Biological processes are responsible for major chemical changes in the water column. O2(aq), CO2tot, and pH profiles reflect the combined effect of photosynthesis and mineralization of organic matter. Sulfate disappears below the oxycline and is accompanied by the formation of sulfides, but the precipitation of metal sulfides was not observed. Manganese oxides (MnOx) and hydrous iron oxides (Fep) form two distinct peaks in the mixolimnion and in the suboxic waters, respectively. Mn and Fe particles were characterized by Transmission Electron Microscopy (TEM). MnOx form manganese crusts around bacteria, while Fep forms complex entities with fibrils of exopolysaccharides (EPS).
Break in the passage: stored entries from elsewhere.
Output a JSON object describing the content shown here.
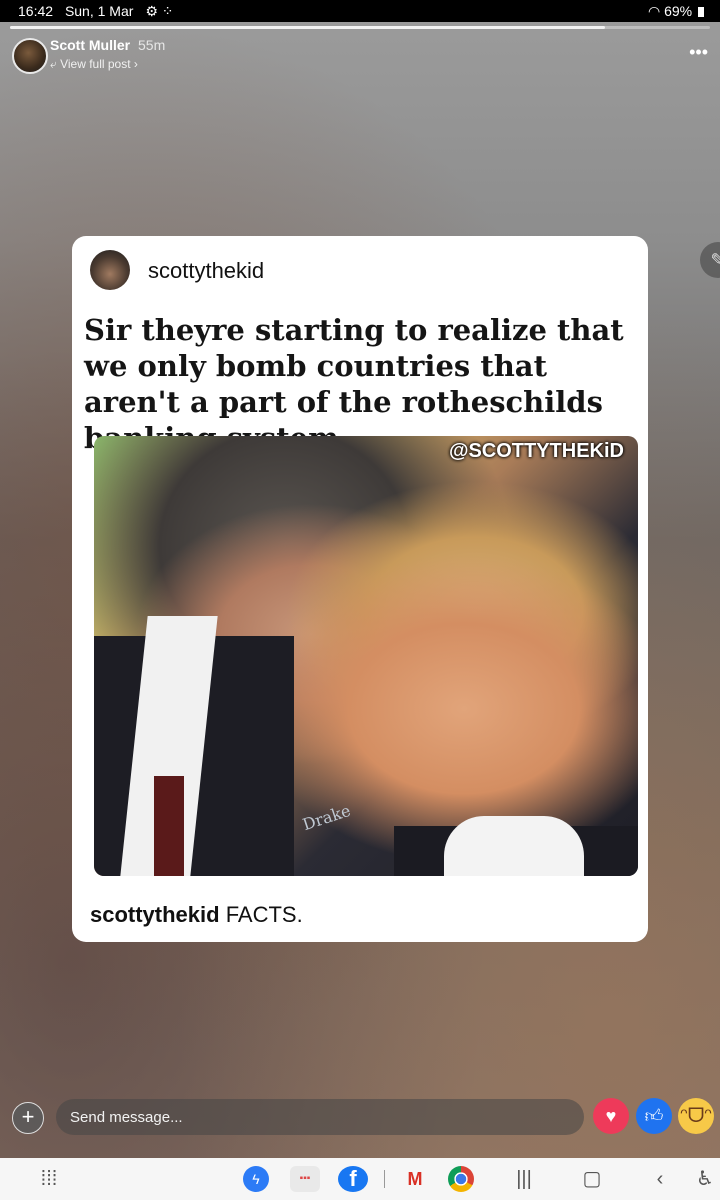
{
  "status_bar": {
    "time": "16:42",
    "date": "Sun, 1 Mar",
    "battery": "69%"
  },
  "story": {
    "progress": 0.85,
    "author_name": "Scott Muller",
    "time_ago": "55m",
    "view_full_post": "View full post",
    "more_icon": "more-horizontal-icon",
    "edit_icon": "pencil-icon"
  },
  "post": {
    "username": "scottythekid",
    "meme_headline": "Sir theyre starting to realize that we only bomb countries that aren't a part of the rotheschilds banking system.",
    "watermark": "@SCOTTYTHEKiD",
    "photo_sign_text": "Drake",
    "caption_user": "scottythekid",
    "caption_text": " FACTS."
  },
  "message_bar": {
    "placeholder": "Send message...",
    "add_icon": "plus-circle-icon",
    "reactions": [
      "love",
      "like",
      "haha"
    ]
  },
  "nav_bar": {
    "icons": [
      "apps-grid-icon",
      "messenger-icon",
      "folder-icon",
      "facebook-icon",
      "gmail-icon",
      "chrome-icon",
      "recent-apps-icon",
      "home-icon",
      "back-icon",
      "accessibility-icon"
    ]
  },
  "colors": {
    "love": "#ee3a5a",
    "like": "#1f73f0",
    "haha": "#f7c948",
    "facebook": "#1877f2"
  }
}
The analytical speciation of Co at the microparticle level and in bulk water samples shows that the cycling of Co is regulated by MnOx. There is a concurrent remobilization of Mn2+ and Co2+. The Co:Mn ratio obtained on individual microparticles is rather constant (~ 2%), and is greater than that of the dissolved species demonstrating that Co is preconcentrated in the solid phase.
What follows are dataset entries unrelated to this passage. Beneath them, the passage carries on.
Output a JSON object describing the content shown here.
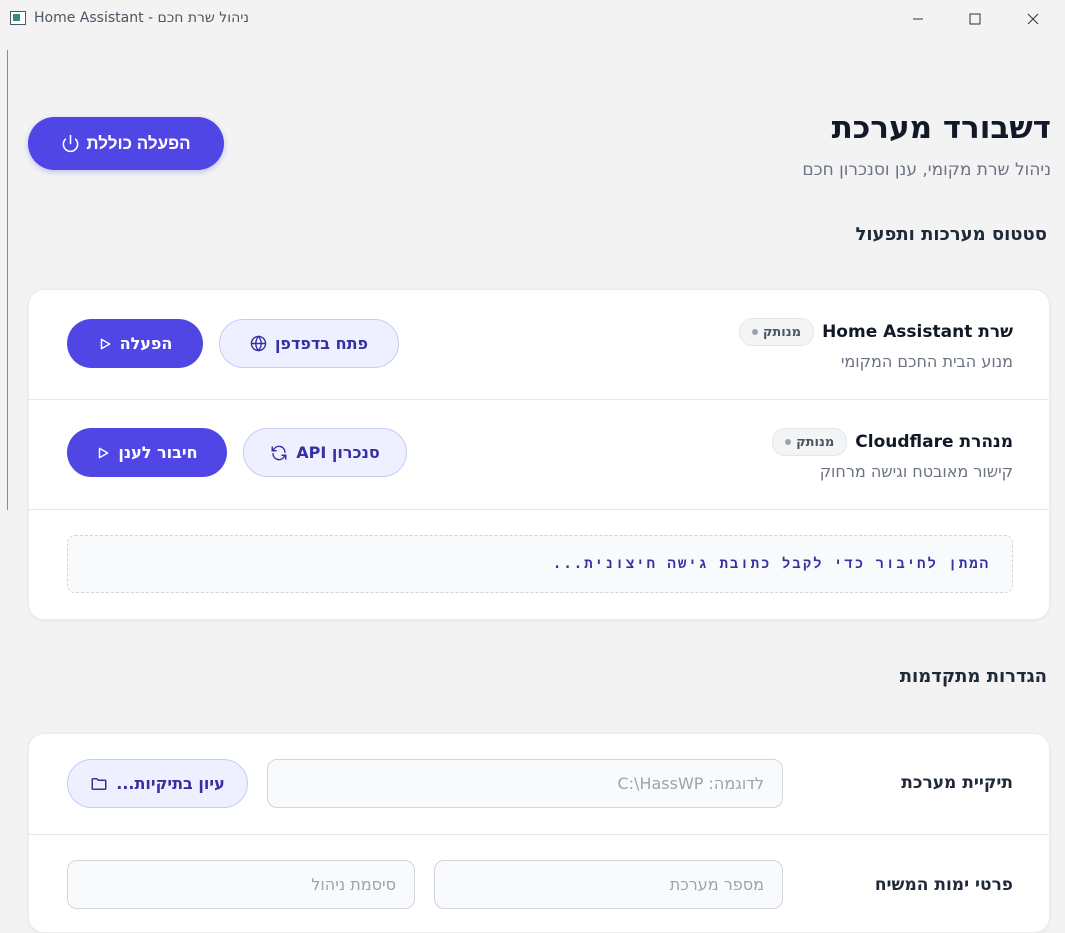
{
  "window": {
    "title": "ניהול שרת חכם - Home Assistant"
  },
  "header": {
    "title": "דשבורד מערכת",
    "subtitle": "ניהול שרת מקומי, ענן וסנכרון חכם",
    "global_start_label": "הפעלה כוללת"
  },
  "status_section": {
    "heading": "סטטוס מערכות ותפעול",
    "services": [
      {
        "title": "שרת Home Assistant",
        "status": "מנותק",
        "description": "מנוע הבית החכם המקומי",
        "secondary_label": "פתח בדפדפן",
        "primary_label": "הפעלה"
      },
      {
        "title": "מנהרת Cloudflare",
        "status": "מנותק",
        "description": "קישור מאובטח וגישה מרחוק",
        "secondary_label": "סנכרון API",
        "primary_label": "חיבור לענן"
      }
    ],
    "info_message": "המתן לחיבור כדי לקבל כתובת גישה חיצונית..."
  },
  "advanced_section": {
    "heading": "הגדרות מתקדמות",
    "folder": {
      "label": "תיקיית מערכת",
      "placeholder": "לדוגמה: C:\\HassWP",
      "browse_label": "עיון בתיקיות..."
    },
    "credentials": {
      "label": "פרטי ימות המשיח",
      "system_number_placeholder": "מספר מערכת",
      "admin_password_placeholder": "סיסמת ניהול"
    }
  },
  "colors": {
    "accent": "#4f46e5",
    "accent_light": "#eef0ff",
    "status_gray": "#9ca3af"
  }
}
The analytical speciation of dissolved Pb shows that it is completely complexed in the monimolimnion, probably by an organic ligand. TEM analyses and batch reactor experiments show that Pb is scavenged by an Fep-EPS entity. The latter experiment demonstrates that Pb is removed by co-entrainment during the oxidation of iron rather than by adsorption subsequent to particulate iron formation.

A dynamic model was built to predict the distribution of Fe and Pb in the water column. It was based on a mass balance approach depicting transport and reaction. Simulations indicate that the processes regulating the cycling of Pb depend on the good understanding of the mechanisms affecting the distribution of iron. This exercise confirms the importance of good observations and field data to characterize and predict the distribution of trace elements in aquatic systems.